SEGALA SESUATU bisa menjadi persembahan yang hidup, yang kudus dan yang berkenan kepada Allah jika
kita melakukannya untuk memuliakan Tuhan, even cuma makan dan minum, ada
ayatnya kok:
Jika engkau makan atau jika engkau minum, atau jika engkau melakukan sesuatu yang lain, lakukanlah semuanya itu untuk kemuliaan Allah. 1 Korintus 10:31
Bayangkan, sesuatu yang rutin dan jadi kebutuhan hidup kita sehari-hari
ternyata dapat memuliakan Tuhan. Pernah bayangkan itu? Bagaimana bisa makan dan
minum kita dapat memuliakan Tuhan? Gimana caranya, bukankah kita makan supaya
kenyang, kita minum supaya tidak haus kan? Kok jadi ibadah segala sih?
Bisa loooo…apabila:
-Kita bersyukur atas apa yang kita makan dan minum. Gak semua orang lo
mengambil waktu sesaat sebelum makan minum dan berkata,”Terima kasih Tuhan
untuk makanan minuman pemberianmu ini. Engkau sungguh baik.” Ada looo…orang-orang
yang asal makan minum tanpa ingat siapa yang memberi makanan tersebut. Padahal
kalau dipikir-pikir, ini TUHAN pencipta semesta alam lo yang memberi kita
makanan, tidak adakah rasa hormat dan syukur atas kebaikanNya?

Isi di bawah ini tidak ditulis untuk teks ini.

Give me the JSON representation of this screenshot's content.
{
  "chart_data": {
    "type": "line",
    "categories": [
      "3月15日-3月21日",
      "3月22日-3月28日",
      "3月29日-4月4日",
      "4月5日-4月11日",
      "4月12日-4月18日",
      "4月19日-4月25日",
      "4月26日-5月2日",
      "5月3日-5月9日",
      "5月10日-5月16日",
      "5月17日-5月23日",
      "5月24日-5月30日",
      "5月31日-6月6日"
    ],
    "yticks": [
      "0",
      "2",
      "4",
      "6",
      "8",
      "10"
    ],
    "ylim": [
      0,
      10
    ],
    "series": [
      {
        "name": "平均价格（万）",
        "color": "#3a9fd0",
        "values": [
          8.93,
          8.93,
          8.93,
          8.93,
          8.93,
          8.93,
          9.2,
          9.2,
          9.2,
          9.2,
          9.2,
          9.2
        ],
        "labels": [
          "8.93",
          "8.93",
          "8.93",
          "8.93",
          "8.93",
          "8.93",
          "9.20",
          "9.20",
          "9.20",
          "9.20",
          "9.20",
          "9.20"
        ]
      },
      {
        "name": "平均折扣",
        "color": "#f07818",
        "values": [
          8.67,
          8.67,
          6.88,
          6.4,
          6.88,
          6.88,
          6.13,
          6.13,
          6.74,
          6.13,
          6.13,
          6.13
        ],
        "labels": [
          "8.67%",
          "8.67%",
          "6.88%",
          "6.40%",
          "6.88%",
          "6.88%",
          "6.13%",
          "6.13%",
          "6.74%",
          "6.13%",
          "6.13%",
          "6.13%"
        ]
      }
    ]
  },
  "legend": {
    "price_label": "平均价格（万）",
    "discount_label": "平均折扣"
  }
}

-Saat kita makan dan minum teringat mereka yang tidak seberuntung kita,
apakah kita pernah melakukan sesuatu bagi mereka yang tidak beruntung tersebut?
Membagikan apa yang kita miliki. Oke, kita juga mendoakan mereka, tapi
terkadang Tuhan memanggil kita menjadi jawaban doa kita juga lho. Dia ingin
kita berbagi dengan orang lain. Sudahkah kita memuliakan Tuhan dengan cara
demikian.
-Saat kita membuang-buang makanan karena lapar mata (mengambil melebihi
kemampuan kita menghabiskan), kita tidak sedang memuliakan Tuhan lo ternyata,
kita membuang berkat yang diberikanNya dan menyia-nyiakannya.
Jika melalui makan dan minum saja pun kita dapat memuliakan Tuhan,
tentunya hal lain juga bisa kita lakukan dan menjadi persembahan
yang hidup, yang kudus dan yang berkenan kepada Allah bukan?